IPython: This rekindled my interest in Python. IPythons notebooks are great for data scientists. You can get code, text, and graphics all in one page, so it's the perfect tool to show quick results. It's not that Python wasn't a popular language for data scientists. NumPy library provides a solid MATLAB-like matrix data structure, with efficient matrix and vector operations. It also provides other great APIs like SciPy and Pandas.
Big Data != Hadoop
Two topics that opened my eyes were Mesos and YARN. Mesos, what Twitter uses to manage its clusters, is similar to YARN (Yet Another Resource Negotiator). The Hadoop 2.0, or YARN, it's becoming more of an environment and operating system; not just a MapReduce. With YARN, the JobTracker is gone. The ResourceManager is what does the job of the JobTracker. The ResourceManager (RM) is a scheduler - it allocates resources based on a pluggable scheduling algorithm. RM manages and monitors all the applications, so it strictly limits to arbitrating available resources.

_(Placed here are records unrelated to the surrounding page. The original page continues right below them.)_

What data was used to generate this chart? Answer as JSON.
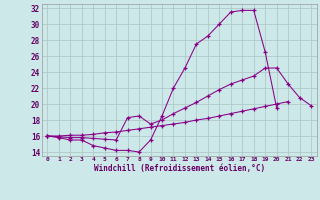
{
  "xlabel": "Windchill (Refroidissement éolien,°C)",
  "background_color": "#cce8e8",
  "grid_color": "#b0c8c8",
  "line_color": "#880088",
  "xlim": [
    -0.5,
    23.5
  ],
  "ylim": [
    13.5,
    32.5
  ],
  "xticks": [
    0,
    1,
    2,
    3,
    4,
    5,
    6,
    7,
    8,
    9,
    10,
    11,
    12,
    13,
    14,
    15,
    16,
    17,
    18,
    19,
    20,
    21,
    22,
    23
  ],
  "yticks": [
    14,
    16,
    18,
    20,
    22,
    24,
    26,
    28,
    30,
    32
  ],
  "curve1_y": [
    16.0,
    15.8,
    15.5,
    15.5,
    14.8,
    14.5,
    14.2,
    14.2,
    14.0,
    15.5,
    18.5,
    22.0,
    24.5,
    27.5,
    28.5,
    30.0,
    31.5,
    31.7,
    31.7,
    26.5,
    19.5,
    null,
    null,
    null
  ],
  "curve2_y": [
    16.0,
    15.9,
    15.8,
    15.8,
    15.7,
    15.6,
    15.5,
    18.3,
    18.5,
    17.5,
    18.0,
    18.8,
    19.5,
    20.2,
    21.0,
    21.8,
    22.5,
    23.0,
    23.5,
    24.5,
    24.5,
    22.5,
    20.8,
    19.8
  ],
  "curve3_y": [
    16.0,
    16.0,
    16.1,
    16.1,
    16.2,
    16.4,
    16.5,
    16.7,
    16.9,
    17.1,
    17.3,
    17.5,
    17.7,
    18.0,
    18.2,
    18.5,
    18.8,
    19.1,
    19.4,
    19.7,
    20.0,
    20.3,
    null,
    null
  ]
}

One of our favorite (me and two of my buddies), was Netflix Data Platform by Kurt Brown. A different and a great presentation. Rather than going on the technology side, they explained how the culture is intertwined with their technology stack or decisions. For example, they talked about the reason for using "the cloud". Obvious reasons like: it's cheaper, much flexible (growth, a better place to do tests/spikes), and having multi data center is definitely a plus. Also, Amazon and RackSpace have great services such as SQL, EMR, and S3. But the main reason is "focus". They are focused on getting movies and increasing their audience rather than to focus on the "plumbing". They expressed their commitment to "open-source software" (OSS). They mentioned the great talent that they can get and how they can "manage their own destiny" by following these principles and using these tools.
Netflix explained their philosophy and how it's the "soul" of their decision (technical and business). For example, they keep keyboards, mice, and other peripherals in vending machines (they are free), so that everyone knows to "act in Netflix best interest". Furthermore, every decision or project needs to answer a basic question: "what value are you adding?". They apply the rule "accept that things will break". Because of this, they build safety nets around their systems. Again, it was a very nice and interesting presentation.
I really enjoyed the conference. I also just purchased the videos. Which I highly recommend!! During the next few months, I'm going to try to learn some of these tools and present them at the Miami JVM Meetup. Hopefully I can get to see you there, or better yet, hope to see you at Strata 2015. If you're going to either one of these events, let's meet up and share a beer...or two and discuss Big Data. I promise that my eyes will get dilated.